La Iglesia necesita más pastores, pero más que nada, necesita pastores parecidos a Jesús. La Iglesia necesita pastores que “den la vida por las ovejas”, que vivan y cumplan aquello para lo cual fueron elegidos. La Iglesia necesita pastores como Jesús, pastores que “conozcan a sus ovejas”, pastores que llamen a las ovejas “por su nombre”, pastores que vayan “delante de ellas”, que hagan lo que dicen,  pastores que tengan una voz que sea reconocida por las ovejas, pastores que “arrastren a las ovejas” al verdadero pastor, a Jesús, y no a ellos.

Este domingo rezamos por las vocaciones, por las que están y las que necesitamos que vengan. Jesús no se cansa de llamar y no se cansará de llamar hombres que quieran y se animen a vivir lo que Él quiere. En eso tenemos que estar confiados, pero al mismo tiempo tenemos que rezar con fe. De alguna manera también depende de nosotros, como dice San Agustín: “Si existen buenas ovejas habrá también buenos pastores, pues de entre las buenas ovejas salen buenos pastores”

Es un domingo en el que todos los sacerdotes tenemos que preguntarnos con sinceridad; ¿Damos la vida por las personas que Dios nos encomienda o somos funcionarios, asalariados? ¿Damos vida con nuestras actitudes? ¿Hacemos lo que prometimos alguna vez con entusiasmo antes de la ordenación? Todo sacerdote antes de la ordenación jura ante Dios poniendo la mano sobre la palabra de Dios, entre otras cosas, lo siguiente: “En el ejercicio del ministerio que me ha sido confiado, en nombre de la Iglesia, conservaré íntegro el depósito de la fe, y lo trasmitiré y explicaré fielmente, evitando, por tanto, cualquier doctrina que le sea contraria” No somos sacerdotes para nosotros, a nuestro modo, ni por nosotros. No predicamos nuestra palabra, sino su Palabra. No celebramos “nuestra Misa” sino la única Misa de la Iglesia, la Misa de Jesús en la que se entrega por todos, sacerdotes y fieles. No pastoreamos “nuestras ovejas” sino las de Jesús. No somos dueños de nadie, por eso debemos ayudar a que las ovejas sean libres para ir hacia Jesús, el único, verdadero y auténtico Pastor.
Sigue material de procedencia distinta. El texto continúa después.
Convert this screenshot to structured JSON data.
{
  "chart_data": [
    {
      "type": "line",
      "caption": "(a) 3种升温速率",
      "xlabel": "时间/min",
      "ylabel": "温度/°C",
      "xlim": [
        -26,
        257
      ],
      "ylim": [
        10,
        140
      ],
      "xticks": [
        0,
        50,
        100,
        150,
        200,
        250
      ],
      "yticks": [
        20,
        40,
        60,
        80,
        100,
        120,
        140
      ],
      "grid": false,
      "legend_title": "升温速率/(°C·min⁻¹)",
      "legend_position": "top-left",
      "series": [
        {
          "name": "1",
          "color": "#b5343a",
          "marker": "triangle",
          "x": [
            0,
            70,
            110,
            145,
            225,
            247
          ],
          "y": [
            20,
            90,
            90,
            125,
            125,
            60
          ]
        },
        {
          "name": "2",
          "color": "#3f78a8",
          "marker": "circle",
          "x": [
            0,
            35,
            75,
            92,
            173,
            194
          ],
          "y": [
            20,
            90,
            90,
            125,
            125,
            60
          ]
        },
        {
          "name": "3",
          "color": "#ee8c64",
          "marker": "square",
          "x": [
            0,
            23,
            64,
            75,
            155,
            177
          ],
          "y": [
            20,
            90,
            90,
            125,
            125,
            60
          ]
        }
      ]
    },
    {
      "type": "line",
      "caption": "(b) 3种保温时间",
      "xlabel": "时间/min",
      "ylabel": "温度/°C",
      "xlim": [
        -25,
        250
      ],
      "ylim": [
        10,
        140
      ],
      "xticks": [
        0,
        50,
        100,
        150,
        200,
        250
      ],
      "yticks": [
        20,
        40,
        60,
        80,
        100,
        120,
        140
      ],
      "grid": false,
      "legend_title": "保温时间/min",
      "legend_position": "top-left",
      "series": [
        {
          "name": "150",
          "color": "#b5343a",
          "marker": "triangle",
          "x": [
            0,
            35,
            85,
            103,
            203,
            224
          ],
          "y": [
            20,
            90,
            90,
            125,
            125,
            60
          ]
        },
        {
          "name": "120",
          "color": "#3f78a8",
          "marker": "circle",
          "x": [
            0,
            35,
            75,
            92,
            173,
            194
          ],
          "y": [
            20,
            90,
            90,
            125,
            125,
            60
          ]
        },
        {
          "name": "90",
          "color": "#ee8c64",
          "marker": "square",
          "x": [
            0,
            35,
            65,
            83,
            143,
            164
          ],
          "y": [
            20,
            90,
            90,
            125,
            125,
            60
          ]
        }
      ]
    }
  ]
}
Que Jesús, el Verdadero Pastor, nos ayude a todos , pero especialmente a los sacerdotes a ser verdaderos pastores de la Iglesia, pastores capaces de dar la vida por Cristo y su Iglesia, que es su Cuerpo, sin escandalizar a nadie y dedicándonos a ser lo que tenemos que ser. Sacerdotes. Buenos pastores. Gracias Jesús por cada sacerdote que alguna vez  llamaste a ser parecido a vos. Gracias por habernos llamado.  Te pido que hoy reces por nosotros. Reza por nosotros y por lo que vendrán.